In my last post, I described a few members of the avian world who tend to get wild and angry. I mentioned how little chickadees hammer my hand with their tiny bills and hummingbirds act like they’re B-52 bombers. Now is the time to move on to the really angry birds. The ones with anger issues who have the weapons to really inflict some damage. Some of these birds have legit reasons for being upset, others just want to watch the world burn.
The Dark Kites rise from the ashes.
There have probably been a few times where you heard a flock of crows screaming incessantly. Many times, this means that danger is near. If an owl is in the vicinity, crows will harass the owl in an effort to drive it away. Owls have been known to hunt and kill crows and other birds in the night, so the crows have reason to be angry. By the way, did you know that a group of crows is called a murder? Sounds like the anger and violence goes both ways! Anyway, crows will not only yell loudly, but they also may swoop down at the owl. Jays and other birds will also harass owls in this fashion. The owl will usually grow tired of the noise and retreat to a quieter place. However, there have been some cases where the owl strikes out and kills a mobbing bird! On the other hand, mobbing crows have also been known to injure or even kill owls!
Left – crows surround a Barn Owl. Right – awesome picture by Jim Neiger of a crow bombing a Great Horned Owl.

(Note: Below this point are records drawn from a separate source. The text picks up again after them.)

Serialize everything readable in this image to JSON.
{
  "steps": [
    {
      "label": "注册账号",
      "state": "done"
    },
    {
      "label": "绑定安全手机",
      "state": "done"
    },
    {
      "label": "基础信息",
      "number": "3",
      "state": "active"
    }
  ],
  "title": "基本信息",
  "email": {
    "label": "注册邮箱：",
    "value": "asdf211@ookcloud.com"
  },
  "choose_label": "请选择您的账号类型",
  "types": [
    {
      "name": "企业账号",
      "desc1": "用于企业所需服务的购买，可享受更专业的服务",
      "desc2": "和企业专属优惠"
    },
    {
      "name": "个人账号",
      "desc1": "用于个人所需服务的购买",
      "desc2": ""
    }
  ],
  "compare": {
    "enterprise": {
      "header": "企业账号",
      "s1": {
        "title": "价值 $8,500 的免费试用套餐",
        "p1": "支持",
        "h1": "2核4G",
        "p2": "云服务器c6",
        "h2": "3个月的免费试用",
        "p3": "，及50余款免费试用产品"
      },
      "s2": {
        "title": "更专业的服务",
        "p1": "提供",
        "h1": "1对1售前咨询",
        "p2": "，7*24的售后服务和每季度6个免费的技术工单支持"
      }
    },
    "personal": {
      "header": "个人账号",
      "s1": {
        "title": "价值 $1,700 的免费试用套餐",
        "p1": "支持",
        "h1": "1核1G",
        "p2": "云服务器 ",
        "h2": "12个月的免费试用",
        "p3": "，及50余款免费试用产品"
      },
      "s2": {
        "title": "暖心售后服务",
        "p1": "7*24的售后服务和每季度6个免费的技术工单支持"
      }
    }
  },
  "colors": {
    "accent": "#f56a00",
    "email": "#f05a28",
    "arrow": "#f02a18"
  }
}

As much as I love owls, I’m not going to pretend that they never get angry and are always the victims of rage. Owls can become quite agitated if something or someone disturbs their nesting site and threatens their chicks. Last year, a number of people hiking in a park in Salem, Oregon inadvertently stumbled into owl territory and were attacked by an angry Barred Owl. The owl became notorious for attacking hikers and was nicknamed “Owlcapone”. Many of the victims reported being struck on the head and sustaining minor cuts. Owls have been known to inflict much worse injuries and even gone for the face with their sharp talons. Officials in the area warned hikers to stay vigilant and to carry an umbrella or wear protective gear, such as a hat.
Actual sign used by the Salem Parks Foundation.
Barred Owls are fairly common in many areas of the U.S.
Owls are not the only raptors known for being angry attackers during the breeding season. Many other birds of prey also will strike unfortunate victims who come to close to their nest or their young. In fact, researchers studying Peregrine Falcons often wear hard hats and protective clothing when checking on nesting sites for population or behavioral studies. The falcons have been known to dive-bomb and strike their talons across a person’s head. Making things especially tricky is the fact that Peregrines often nest in high places, such as cliff faces or tall buildings. Even with the hard hats, the force of the strikes can still be felt! Of course, no one can really blame these birds for getting angry, they’re just instinctively protecting their homes and their children. Researchers, such as those from the Peregrine Fund, have played a major part in the successful revival of Peregrine Falcon populations. Peregrines where on the endangered species list due to toxic chemicals such as DDT, which contaminated the environment and the prey that the falcons were consuming. This led to a thinning of eggs shells, which meant that the eggs were often crushed under the weight of an incubating parent. Peregrine Falcons are now doing fairly well across the world, though scientists are still trying to learn more about these amazing birds that can dive at speeds of over 200mph!
Hopefully you’ve enjoyed learning about a few angry birds and have gained some insights into their behavior. I encourage you to appreciate the beauty and wonder of the nature around you. Watch angry cardinals munch on seeds. Observe the flock of crows mobbing a predator. Enjoying the scintillating battles between angry hummingbirds. Gaze in awe at the powerful owls and falcons. My next blog will detail some of the personal experiences I’ve had with crows and birds of prey. Until then, watch out for angry birds and cover your face if an owl attacks!